A Model T on Skis
The biggest challenge rural letter carriers faced was finding a vehicle that could take them on their daily rounds. Unlike their city counterparts, rural carriers have always been responsible for providing their own transportation. Northern carriers needed to find ways to make their cars useful in winter months when deep snow was too much for the vehicles of the day to overcome.
This 1921 Ford Model-T was owned by rural carrier Harold Crabtree of Central Square, New York. While the car worked fine most of the year, New England winter snow often stopped the car before Crabtree was able to start his daily rounds. After suffering through a few winters of using his back-up horses and sled instead of the car, he decided to buy the Model-T snowmobile attachment kit advertised as the “mailman’s special.” The kit included skis that replaced the front tires and caterpillar treads that wrapped around the back tires.
The attachment manufactured by Farm Specialty Manufacturing Company of New Holstein, Wisconsin, had its history in a series of designs and adaptations dating to the first decade of the 20th century. One of the most successful transformation kits was a direct descendent of Crabtree’s purchase. It was the work of inventor Virgil White. In 1906 White began trying to convert automobiles into snowmobiles using a Buick Model G. After the Model-T’s popularity made it the go-to car of the early 20th century, White turned his attention to creating a kit for that vehicle, devising a series of designs that he patented over the next few years.
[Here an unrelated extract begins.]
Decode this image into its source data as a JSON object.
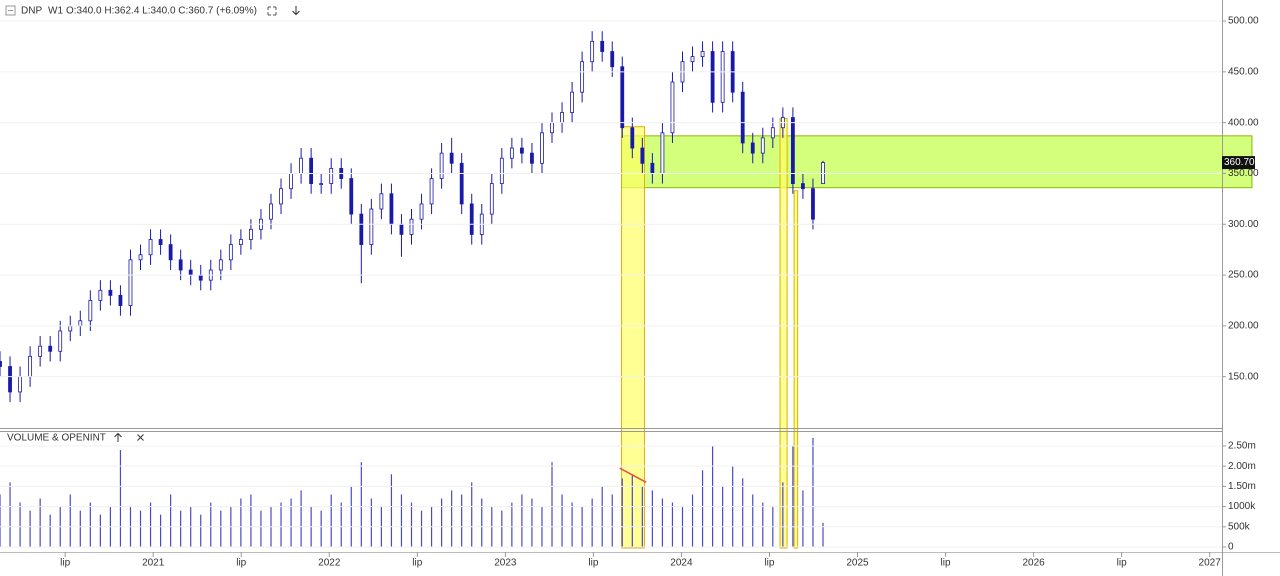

By 1922 White was sure enough of his latest design to begin marketing it to the public and sold just over 70 kits in the next year. White sold the kits for $250 to $400 each, depending on size and complexity, from his new Snowmobile Company in West Ossipee, New Hampshire. A few years later White sold his snowmobile patents to the Farm Specialty Manufacturing Company which quickly recognized the kits’ appeal to rural carriers and advertised the attachment kit in postal association publications. Rural carriers across the northern United States were able to keep their cars on the road through the year thanks to the “mailman’s special.”